Narni menutup wajahnya dengan kedua tangan. Tangisnya kali ini tak terbendung.
Hari itu, rumah tua itu kembali dipenuhi suara—bukan pertengkaran, melainkan kejujuran yang lama terkubur. Nardi menghubungi Wawan dan Yanti. Mereka pulang beberapa hari kemudian. Tidak ada kemarahan, hanya pelukan dan air mata.
“Ibu tidak sendirian,” kata Yanti sambil menggenggam tangan Narni, dialog itu lembut namun penuh makna.
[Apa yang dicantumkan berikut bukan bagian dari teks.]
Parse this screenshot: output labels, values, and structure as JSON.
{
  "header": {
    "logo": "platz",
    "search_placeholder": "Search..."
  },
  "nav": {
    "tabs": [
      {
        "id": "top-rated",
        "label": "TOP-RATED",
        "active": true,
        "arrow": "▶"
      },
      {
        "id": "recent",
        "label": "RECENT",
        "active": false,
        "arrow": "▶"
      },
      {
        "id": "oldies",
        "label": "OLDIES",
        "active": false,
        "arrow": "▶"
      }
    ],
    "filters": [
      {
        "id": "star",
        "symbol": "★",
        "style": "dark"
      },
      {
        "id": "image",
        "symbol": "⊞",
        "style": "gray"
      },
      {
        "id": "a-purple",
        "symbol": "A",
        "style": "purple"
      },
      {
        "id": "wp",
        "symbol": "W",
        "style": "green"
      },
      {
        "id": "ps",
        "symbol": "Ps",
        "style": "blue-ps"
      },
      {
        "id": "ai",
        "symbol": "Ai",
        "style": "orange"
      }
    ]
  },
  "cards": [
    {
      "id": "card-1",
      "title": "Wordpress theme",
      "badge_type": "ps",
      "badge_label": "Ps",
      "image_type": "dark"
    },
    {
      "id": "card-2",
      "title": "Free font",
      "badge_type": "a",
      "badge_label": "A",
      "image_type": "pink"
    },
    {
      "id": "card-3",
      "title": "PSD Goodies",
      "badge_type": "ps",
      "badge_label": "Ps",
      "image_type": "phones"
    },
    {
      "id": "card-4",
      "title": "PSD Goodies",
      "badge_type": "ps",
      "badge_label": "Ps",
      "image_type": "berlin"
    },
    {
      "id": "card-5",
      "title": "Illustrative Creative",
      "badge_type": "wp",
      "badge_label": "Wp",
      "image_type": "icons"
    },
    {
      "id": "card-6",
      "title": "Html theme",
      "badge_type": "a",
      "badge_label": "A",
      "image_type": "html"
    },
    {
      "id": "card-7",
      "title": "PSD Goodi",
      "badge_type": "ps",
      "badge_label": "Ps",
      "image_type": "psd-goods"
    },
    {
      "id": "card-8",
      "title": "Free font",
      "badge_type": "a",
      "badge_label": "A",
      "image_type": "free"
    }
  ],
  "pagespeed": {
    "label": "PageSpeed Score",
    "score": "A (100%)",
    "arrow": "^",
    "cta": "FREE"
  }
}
Misteri sikap Narni akhirnya terkuak. Bukan karena ego semata, melainkan ketakutan dan rasa tak ingin merepotkan. Ego itu hanyalah tameng.
Malam setelah anak-anak kembali ke rumah masing-masing, Nardi dan Narni duduk berdua di teras. Angin membawa bau tanah basah.
“Mungkin aku memang tidak pernah berubah,” kata Narni lirih, dialog itu disertai senyum kecil yang rapuh.
“Mungkin aku juga terlalu percaya waktu akan menyelesaikan segalanya,” jawab Nardi. “Padahal, yang menyelesaikan adalah keberanian untuk bicara.”
Di usia senja, Nardi akhirnya mengerti: rumah tangga bukan soal siapa yang benar atau salah, melainkan siapa yang tetap memilih bertahan, bahkan ketika sunyi terasa seperti musuh.
Dan malam itu, sunyi di rumah mereka tak lagi menakutkan. Ia hanya diam—menunggu untuk diisi dengan saling menguatkan.